Variable Valve Lift - EngineKnowHow

In an internal combustion engine which controls the load with a throttle, such as in a petrol engine the greatest pumping losses in the part load region occur across the throttle (as the cylinder must work to draw the air through the restricted area).  Engines capable of altering the valve lift, profiles and durations can “dethrottle” the throttle and use the valves to control the load (the fresh air supply to the cylinder), reducing pumping losses and therefore fuel consumption.  Typically engines with variable valve lift will run with the throttle 100% open as soon as possible as engine load increases.  Variable valve lift systems can also greatly affect the fluid motion into the cylinder offering additional performance, emissions and fuel consumption gains for both petrol and diesel engines.


Variable valve lift systems are currently available in two forms:


Discrete – Discrete systems utilise camshaft profile switching technology that offer alternative camshaft profiles, therefore offering discrete valve lifts.  Due to the alternative camshaft profiles, alternative opening and closing speeds, durations and opening / closing times can also be utilised.  Camshaft switching systems are generally oil controlled with examples including Porsche’s VarioCam Plus and Mitsubishi’s MIVEC systems.


Continuous – Fully variable valve lift systems offer the ability to operate with the valve lift anywhere between no valve lift till maximum valve lift, phasing the valve opening and / or closing in addition to reopening the valve after closing.  Continuous systems can also be paired with a camshaft phasing systems for further variability.  Continuously variable valve lift systems are currently in production as electric-mechanical and electric-hydraulic systems with each having their limitations.  Examples include BMW’s Valvetronic and Fiat’s Multiair systems.


Due to the continuous nature of the fully variable systems, several valve opening and closing strategies can be employed as illustrated below for the intake valve:

Full opening of the intake valve achieves the maximum power and torque at higher engine speeds through maximising the mass of air delivered and trapped in the cylinders.
  Late intake valve opening results in reducing valve overlap and therefore internal EGR and controls the load by throttling the cylinder’s air intake at the intake valve.  This strategy is employed under low engine speed and load conditions such as idle.
  Partial valve opening is utilised as the speed and load increases to control the load at the intake valve whilst employing the increasing internal EGR to further reduce pumping losses by increasing valve opening.
  Early intake valve closing is utilised under low speed, high load conditions to use the faster valve closing time to increase the mass of air trapped in the cylinder prior to the piston acting against the intake charge.
  Reopening of the intake valve allows further control of the fluid motion into the cylinder for increased combustion efficiency in addition to using the intake valve to control the load.

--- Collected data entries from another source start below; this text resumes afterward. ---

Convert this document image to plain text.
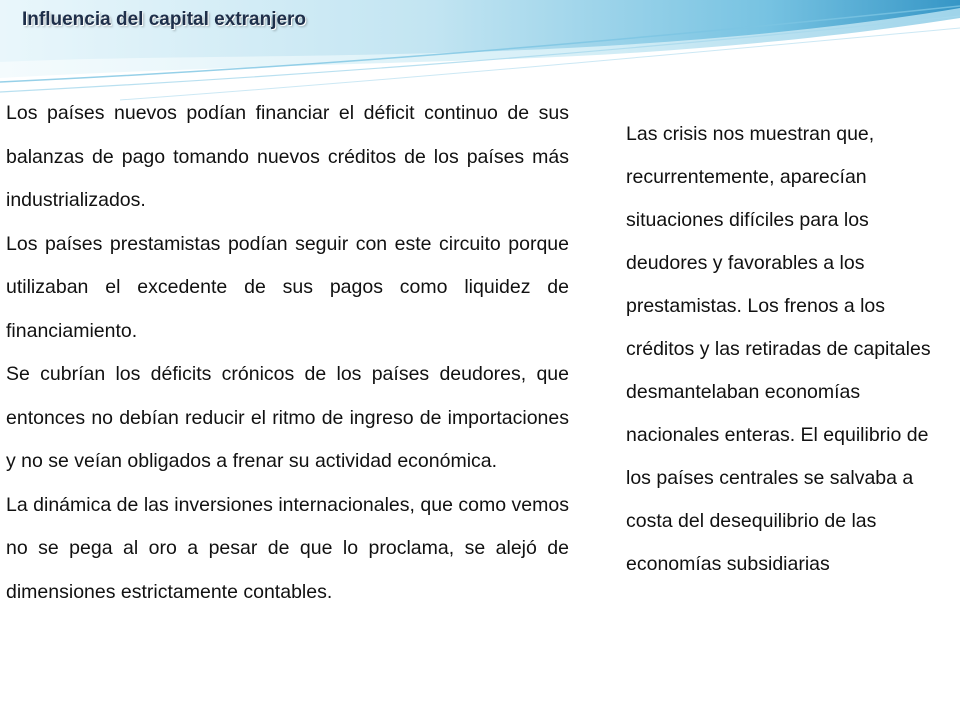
Influencia del capital extranjero

Los países nuevos podían financiar el déficit continuo de sus balanzas de pago tomando nuevos créditos de los países más industrializados.

Los países prestamistas podían seguir con este circuito porque utilizaban el excedente de sus pagos como liquidez de financiamiento.

Se cubrían los déficits crónicos de los países deudores, que entonces no debían reducir el ritmo de ingreso de importaciones y no se veían obligados a frenar su actividad económica.

La dinámica de las inversiones internacionales, que como vemos no se pega al oro a pesar de que lo proclama, se alejó de dimensiones estrictamente contables.

Las crisis nos muestran que, recurrentemente, aparecían situaciones difíciles para los deudores y favorables a los prestamistas. Los frenos a los créditos y las retiradas de capitales desmantelaban economías nacionales enteras. El equilibrio de los países centrales se salvaba a costa del desequilibrio de las economías subsidiarias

This strategy is typically utilised to optimise engine speed and load sites where the vehicle is predominantly driven such as urban city driving.

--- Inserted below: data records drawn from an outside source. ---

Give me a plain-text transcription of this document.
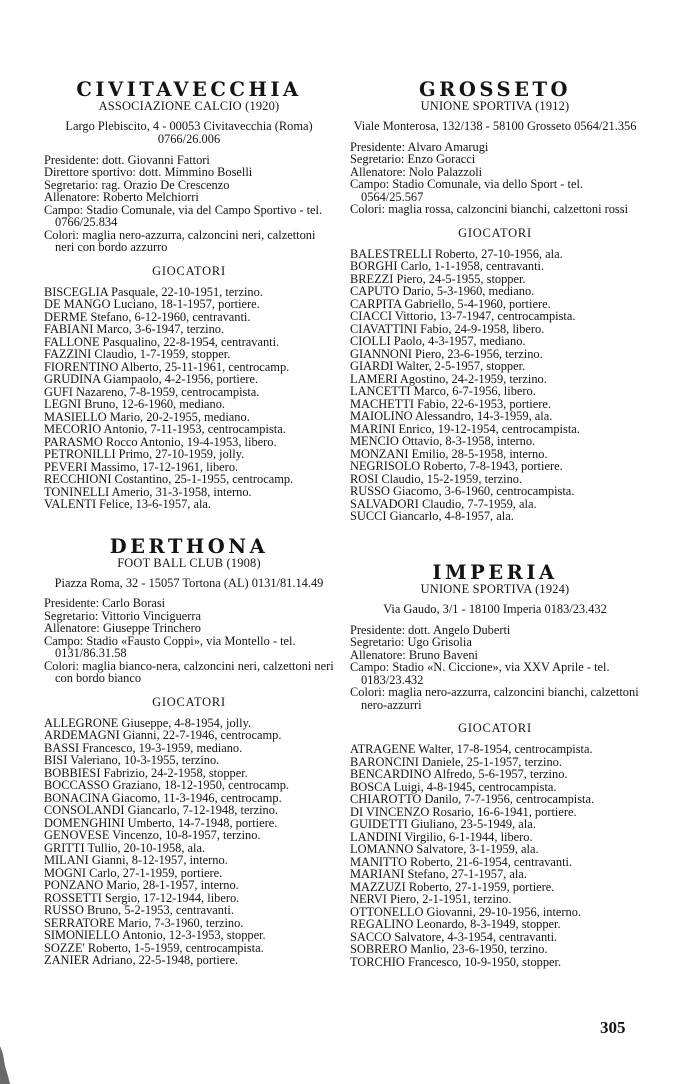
CIVITAVECCHIA
ASSOCIAZIONE CALCIO (1920)
Largo Plebiscito, 4 - 00053 Civitavecchia (Roma) 0766/26.006
Presidente: dott. Giovanni Fattori
Direttore sportivo: dott. Mimmino Boselli
Segretario: rag. Orazio De Crescenzo
Allenatore: Roberto Melchiorri
Campo: Stadio Comunale, via del Campo Sportivo - tel. 0766/25.834
Colori: maglia nero-azzurra, calzoncini neri, calzettoni neri con bordo azzurro
GIOCATORI
BISCEGLIA Pasquale, 22-10-1951, terzino.
DE MANGO Luciano, 18-1-1957, portiere.
DERME Stefano, 6-12-1960, centravanti.
FABIANI Marco, 3-6-1947, terzino.
FALLONE Pasqualino, 22-8-1954, centravanti.
FAZZINI Claudio, 1-7-1959, stopper.
FIORENTINO Alberto, 25-11-1961, centrocamp.
GRUDINA Giampaolo, 4-2-1956, portiere.
GUFI Nazareno, 7-8-1959, centrocampista.
LEGNI Bruno, 12-6-1960, mediano.
MASIELLO Mario, 20-2-1955, mediano.
MECORIO Antonio, 7-11-1953, centrocampista.
PARASMO Rocco Antonio, 19-4-1953, libero.
PETRONILLI Primo, 27-10-1959, jolly.
PEVERI Massimo, 17-12-1961, libero.
RECCHIONI Costantino, 25-1-1955, centrocamp.
TONINELLI Amerio, 31-3-1958, interno.
VALENTI Felice, 13-6-1957, ala.
DERTHONA
FOOT BALL CLUB (1908)
Piazza Roma, 32 - 15057 Tortona (AL) 0131/81.14.49
Presidente: Carlo Borasi
Segretario: Vittorio Vinciguerra
Allenatore: Giuseppe Trinchero
Campo: Stadio «Fausto Coppi», via Montello - tel. 0131/86.31.58
Colori: maglia bianco-nera, calzoncini neri, calzettoni neri con bordo bianco
GIOCATORI
ALLEGRONE Giuseppe, 4-8-1954, jolly.
ARDEMAGNI Gianni, 22-7-1946, centrocamp.
BASSI Francesco, 19-3-1959, mediano.
BISI Valeriano, 10-3-1955, terzino.
BOBBIESI Fabrizio, 24-2-1958, stopper.
BOCCASSO Graziano, 18-12-1950, centrocamp.
BONACINA Giacomo, 11-3-1946, centrocamp.
CONSOLANDI Giancarlo, 7-12-1948, terzino.
DOMENGHINI Umberto, 14-7-1948, portiere.
GENOVESE Vincenzo, 10-8-1957, terzino.
GRITTI Tullio, 20-10-1958, ala.
MILANI Gianni, 8-12-1957, interno.
MOGNI Carlo, 27-1-1959, portiere.
PONZANO Mario, 28-1-1957, interno.
ROSSETTI Sergio, 17-12-1944, libero.
RUSSO Bruno, 5-2-1953, centravanti.
SERRATORE Mario, 7-3-1960, terzino.
SIMONIELLO Antonio, 12-3-1953, stopper.
SOZZE' Roberto, 1-5-1959, centrocampista.
ZANIER Adriano, 22-5-1948, portiere.
GROSSETO
UNIONE SPORTIVA (1912)
Viale Monterosa, 132/138 - 58100 Grosseto 0564/21.356
Presidente: Alvaro Amarugi
Segretario: Enzo Goracci
Allenatore: Nolo Palazzoli
Campo: Stadio Comunale, via dello Sport - tel. 0564/25.567
Colori: maglia rossa, calzoncini bianchi, calzettoni rossi
GIOCATORI
BALESTRELLI Roberto, 27-10-1956, ala.
BORGHI Carlo, 1-1-1958, centravanti.
BREZZI Piero, 24-5-1955, stopper.
CAPUTO Dario, 5-3-1960, mediano.
CARPITA Gabriello, 5-4-1960, portiere.
CIACCI Vittorio, 13-7-1947, centrocampista.
CIAVATTINI Fabio, 24-9-1958, libero.
CIOLLI Paolo, 4-3-1957, mediano.
GIANNONI Piero, 23-6-1956, terzino.
GIARDI Walter, 2-5-1957, stopper.
LAMERI Agostino, 24-2-1959, terzino.
LANCETTI Marco, 6-7-1956, libero.
MACHETTI Fabio, 22-6-1953, portiere.
MAIOLINO Alessandro, 14-3-1959, ala.
MARINI Enrico, 19-12-1954, centrocampista.
MENCIO Ottavio, 8-3-1958, interno.
MONZANI Emilio, 28-5-1958, interno.
NEGRISOLO Roberto, 7-8-1943, portiere.
ROSI Claudio, 15-2-1959, terzino.
RUSSO Giacomo, 3-6-1960, centrocampista.
SALVADORI Claudio, 7-7-1959, ala.
SUCCI Giancarlo, 4-8-1957, ala.
IMPERIA
UNIONE SPORTIVA (1924)
Via Gaudo, 3/1 - 18100 Imperia 0183/23.432
Presidente: dott. Angelo Duberti
Segretario: Ugo Grisolia
Allenatore: Bruno Baveni
Campo: Stadio «N. Ciccione», via XXV Aprile - tel. 0183/23.432
Colori: maglia nero-azzurra, calzoncini bianchi, calzettoni nero-azzurri
GIOCATORI
ATRAGENE Walter, 17-8-1954, centrocampista.
BARONCINI Daniele, 25-1-1957, terzino.
BENCARDINO Alfredo, 5-6-1957, terzino.
BOSCA Luigi, 4-8-1945, centrocampista.
CHIAROTTO Danilo, 7-7-1956, centrocampista.
DI VINCENZO Rosario, 16-6-1941, portiere.
GUIDETTI Giuliano, 23-5-1949, ala.
LANDINI Virgilio, 6-1-1944, libero.
LOMANNO Salvatore, 3-1-1959, ala.
MANITTO Roberto, 21-6-1954, centravanti.
MARIANI Stefano, 27-1-1957, ala.
MAZZUZI Roberto, 27-1-1959, portiere.
NERVI Piero, 2-1-1951, terzino.
OTTONELLO Giovanni, 29-10-1956, interno.
REGALINO Leonardo, 8-3-1949, stopper.
SACCO Salvatore, 4-3-1954, centravanti.
SOBRERO Manlio, 23-6-1950, terzino.
TORCHIO Francesco, 10-9-1950, stopper.
305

   No opening of the intake valve is utilised for cylinder deactivation.  Complete closing of the valves results in minimal pumping losses as no air will move through the cylinder.

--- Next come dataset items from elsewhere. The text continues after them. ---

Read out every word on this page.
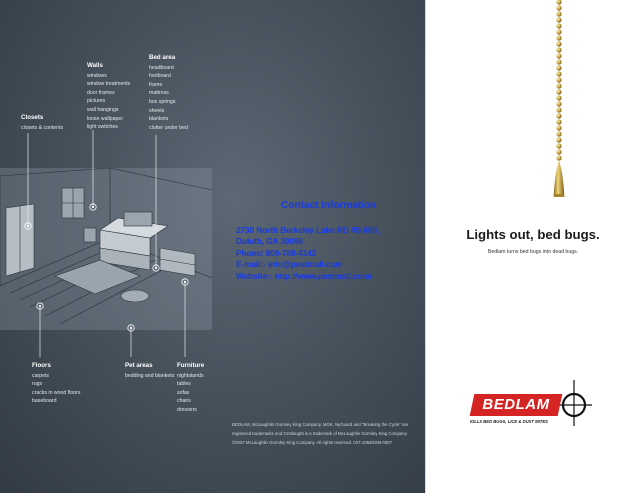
Closets
closets & contents
Walls
windows
window treatments
door frames
pictures
wall hangings
loose wallpaper
light switches
Bed area
headboard
footboard
frame
mattress
box springs
sheets
blankets
clutter under bed
Floors
carpets
rugs
cracks in wood floors
baseboard
Pet areas
bedding and blankets
Furniture
nightstands
tables
sofas
chairs
dressers
Contact Information
2730 North Berkeley Lake RD #B 600,
Duluth, GA 30096
Phone: 800-788-4142
E-mail:- info@pestmall.com
Website:- http://www.pestmall.com/
BEDLAM, McLaughlin Gormley King Company, MGK, NyGuard and "Breaking the Cycle" are
registered trademarks and OnSlaught is a trademark of McLaughlin Gormley King Company.
©2007 McLaughlin Gormley King Company. All rights reserved. 037-1059/10M-0307
Lights out, bed bugs.
Bedlam turns bed bugs into dead bugs.
BEDLAM
KILLS BED BUGS, LICE & DUST MITES
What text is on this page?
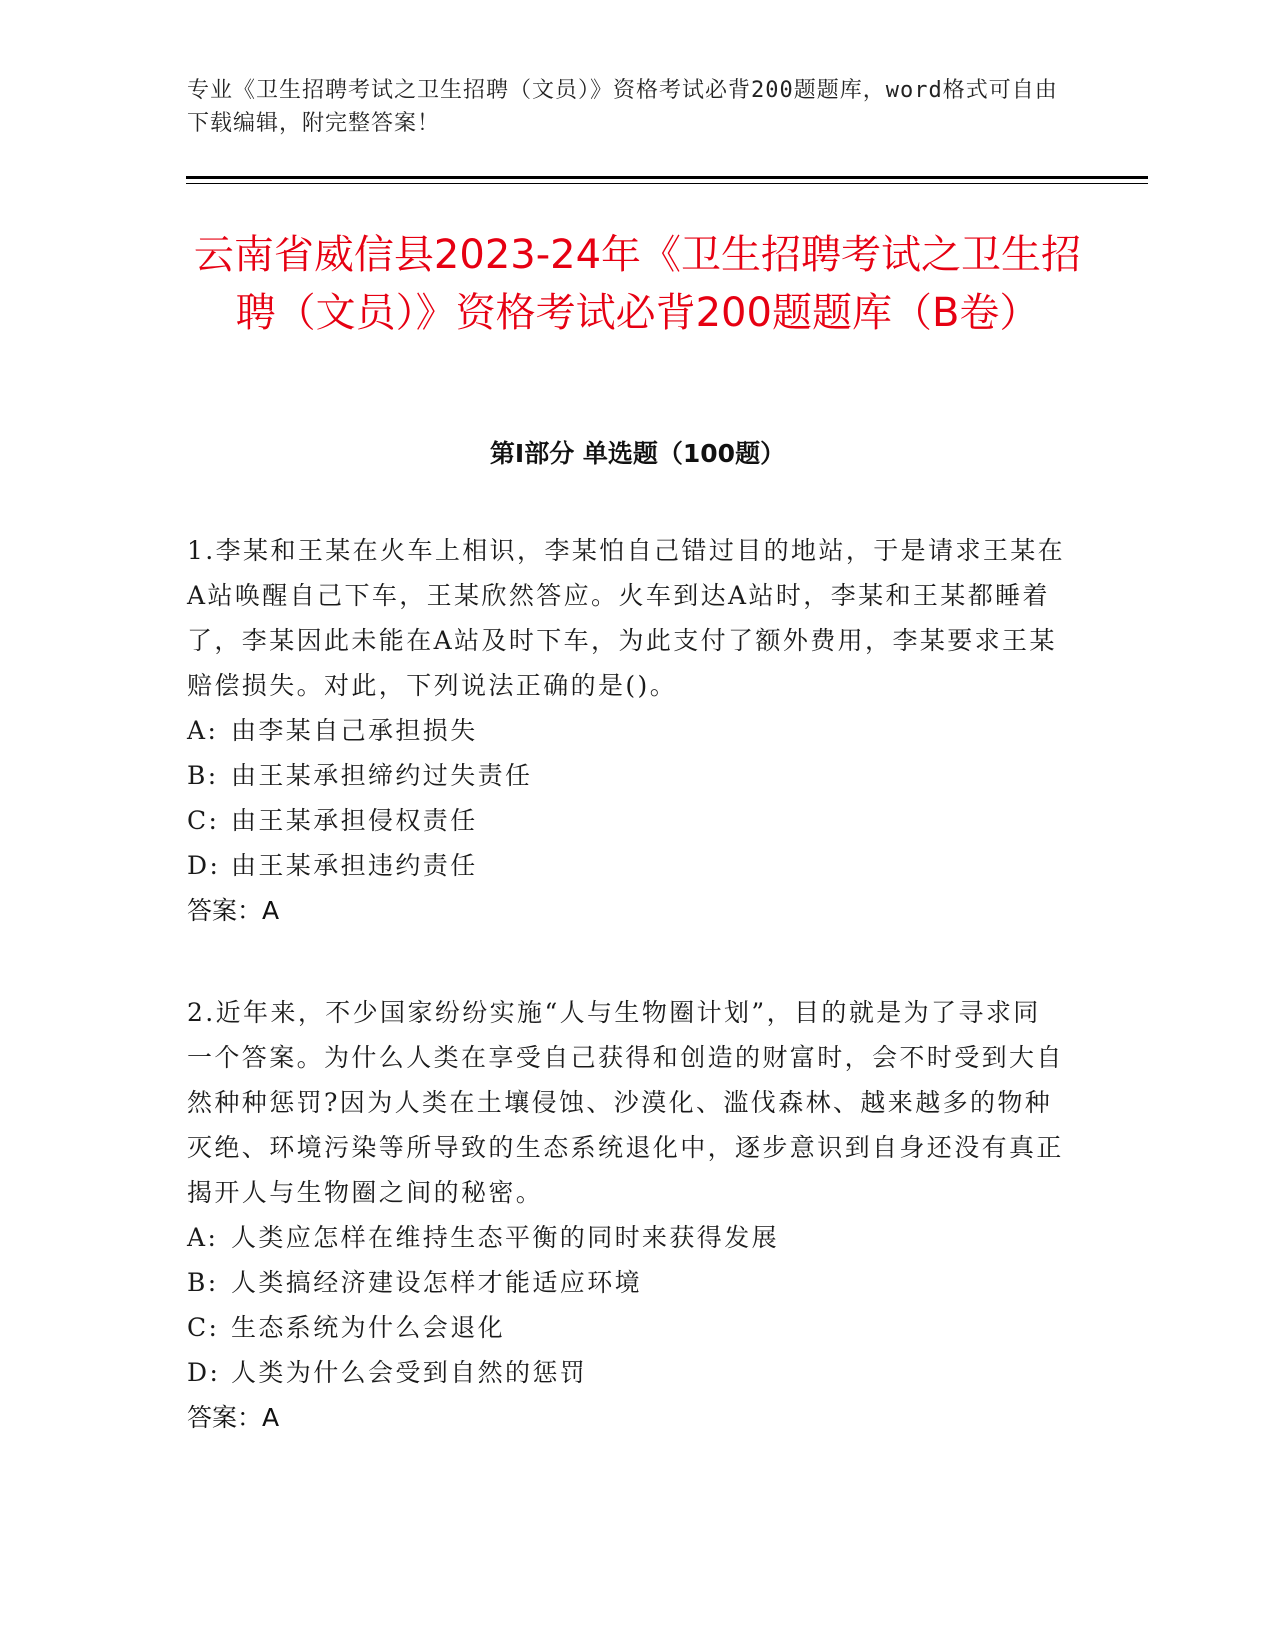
专业《卫生招聘考试之卫生招聘（文员）》资格考试必背200题题库，word格式可自由下载编辑，附完整答案！
云南省威信县2023-24年《卫生招聘考试之卫生招聘（文员）》资格考试必背200题题库（B卷）
第Ⅰ部分 单选题（100题）

1.李某和王某在火车上相识，李某怕自己错过目的地站，于是请求王某在A站唤醒自己下车，王某欣然答应。火车到达A站时，李某和王某都睡着了，李某因此未能在A站及时下车，为此支付了额外费用，李某要求王某赔偿损失。对此，下列说法正确的是()。

A: 由李某自己承担损失

B: 由王某承担缔约过失责任

C: 由王某承担侵权责任

D: 由王某承担违约责任

答案：A

2.近年来，不少国家纷纷实施“人与生物圈计划”，目的就是为了寻求同一个答案。为什么人类在享受自己获得和创造的财富时，会不时受到大自然种种惩罚?因为人类在土壤侵蚀、沙漠化、滥伐森林、越来越多的物种灭绝、环境污染等所导致的生态系统退化中，逐步意识到自身还没有真正揭开人与生物圈之间的秘密。

A: 人类应怎样在维持生态平衡的同时来获得发展

B: 人类搞经济建设怎样才能适应环境

C: 生态系统为什么会退化

D: 人类为什么会受到自然的惩罚

答案：A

Part Load Example with Variable Valve Lift – 2000rpm, 2bar BMEP

The results below are taken from a 2L, naturally aspirated, spark ignition engine at 2000rpm, 2bar BMEP which was capable of varying the intake valve lift and the duration that the intake valve was open whilst employing a Partial Intake Valve Opening strategy.

Source: University of Kaiserslautern - "Variable Valve Train on the Outlet Side - Potentials and Layout Criteria", Aachener Motoren- und Fahrzeugkolloquium, (R. Flierl, F. Lauer, D. Hosse, S. Schmitt)

Observing the results:

  • The engine without variable valve lift had a fixed valve lift and duration.
  • As the duration that the intake valve was open was decreased, due to the Partial Intake Valve Opening strategy the valve lift would also have been decreasing.
  • The flow of the fresh charge into the cylinder became to be controlled, or “throttled” by the intake valve rather than at the throttle.
  • As the dethrottling of the throttle increased with the decreasing duration, pumping losses were decreasing and therefore less fuel had to be combusted to compensate to attain the target 2bar BMEP.
  • Through the variable valve lift system a fuel consumption saving of 9% was achieved.
  • As the time in which the fresh charge could be inducted was decreasing (due to the duration), the intake charge velocity would have been increasing and therefore the turbulence within the cylinder.